John Deere’s Manager of Technology Innovation Strategy to explain at Agri-Tech East event how to work with funders.

Companies of all sizes can benefit from agri-tech funding; it is not just for start-ups. John Deere was named alongside Monsanto as the big two world leading platforms for agri-tech, in a recent industry report* it has tapped into public sector funding to gain this ranking. Dr Thomas Engel, Manager of Technology Innovation Strategy at John Deere, is set to discuss how collaborative research has underpinned its product development at the Agri-Tech East event “Finding the Funding – The Research and Business Guide to Smart Agri-Tech Finance” on 22 March at the King’s Lynn Innovation Centre.

With the recent news that as part of its Industrial Strategy the Government is to invest £90 million into a new “Transforming Food Production Challenge”, there is renewed interest in the agri-food sector.

Dr Belinda Clarke, Director of Agri-Tech East, explains:

There is huge potential to digitise the agri-food value chain. Many of the food processing companies around King’s Lynn could benefit from innovation to improve competitive advantage, particularly in areas such as machine learning to improve performance of equipment and insights in nutrition to provide added value to products. The government is showing that there is money available for this.
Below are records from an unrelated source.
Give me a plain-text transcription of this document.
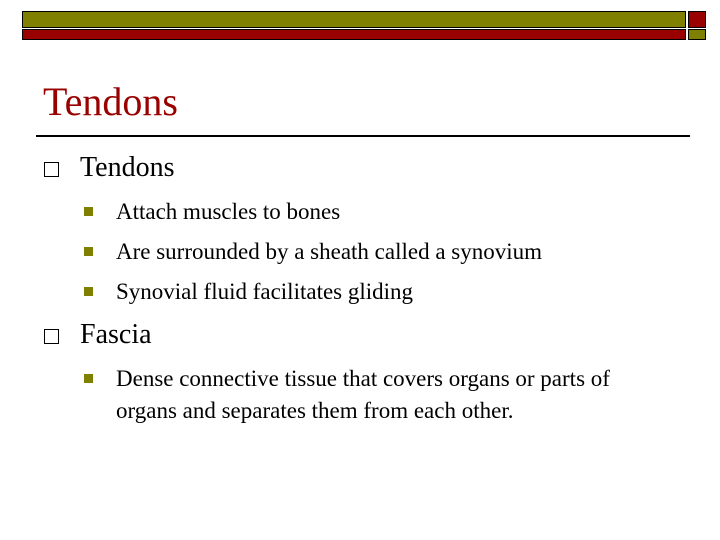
Tendons
Tendons
Attach muscles to bones
Are surrounded by a sheath called a synovium
Synovial fluid facilitates gliding
Fascia
Dense connective tissue that covers organs or parts of organs and separates them from each other.
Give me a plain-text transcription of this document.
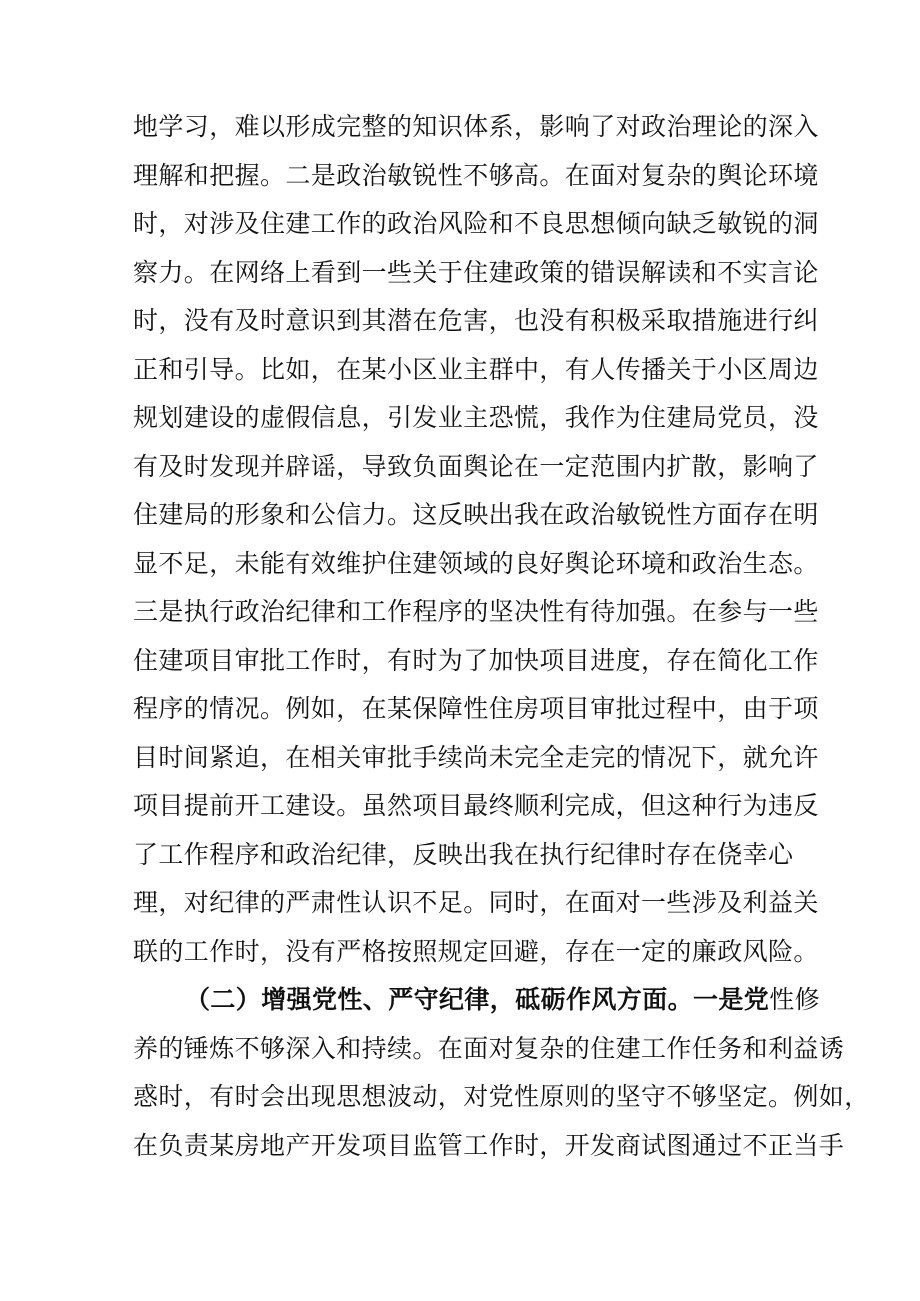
地学习，难以形成完整的知识体系，影响了对政治理论的深入
理解和把握。二是政治敏锐性不够高。在面对复杂的舆论环境
时，对涉及住建工作的政治风险和不良思想倾向缺乏敏锐的洞
察力。在网络上看到一些关于住建政策的错误解读和不实言论
时，没有及时意识到其潜在危害，也没有积极采取措施进行纠
正和引导。比如，在某小区业主群中，有人传播关于小区周边
规划建设的虚假信息，引发业主恐慌，我作为住建局党员，没
有及时发现并辟谣，导致负面舆论在一定范围内扩散，影响了
住建局的形象和公信力。这反映出我在政治敏锐性方面存在明
显不足，未能有效维护住建领域的良好舆论环境和政治生态。
三是执行政治纪律和工作程序的坚决性有待加强。在参与一些
住建项目审批工作时，有时为了加快项目进度，存在简化工作
程序的情况。例如，在某保障性住房项目审批过程中，由于项
目时间紧迫，在相关审批手续尚未完全走完的情况下，就允许
项目提前开工建设。虽然项目最终顺利完成，但这种行为违反
了工作程序和政治纪律，反映出我在执行纪律时存在侥幸心
理，对纪律的严肃性认识不足。同时，在面对一些涉及利益关
联的工作时，没有严格按照规定回避，存在一定的廉政风险。
（二）增强党性、严守纪律，砥砺作风方面。一是党性修
养的锤炼不够深入和持续。在面对复杂的住建工作任务和利益诱
惑时，有时会出现思想波动，对党性原则的坚守不够坚定。例如，
在负责某房地产开发项目监管工作时，开发商试图通过不正当手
Collaborative research and development helps to de-risk new product development and to incorporate end-user requirements from the outset. John Deere has established over 50 partnerships worldwide to broaden its own platform, MyJohnDeere and has accessed public sector funding to support its network.

Dr Engel comments:

Our partnerships usually work on a project-by-project basis. In Europe, there are opportunities to get public funding from the EU or national governments, so we can apply for grants which are 100% funded for universities and 50% match funded with an investment by us or another industry player. In some areas, we ask universities to do specific research projects for us, and these might be confidential projects.

We also work with a lot of students, for example in our European Tech Innovation Center where I am located. We have about 30 interns at one time working for three to six months, or we have university students do their theses. We can also use them as a think-tank in capstone projects to come up with totally new ideas. They’re a younger generation so see the world with different eyes.

Other speakers will include: Martin Lutman, Eastern Agri-Tech Growth Initiative; Andrew McLay of Innovate UK; Andy Cureton, BBSRC and Alan Plom, Douglas Bomford Trust.

“Finding the Funding – The Research and Business Guide to Smart Agri-Tech Finance”, an Agri-Tech East workshop in partnership with SMART-AKIS, will take place at the King’s Lynn Innovation Centre, Innovation Drive, King’s Lynn, PE30 5BY on 22 March 2018.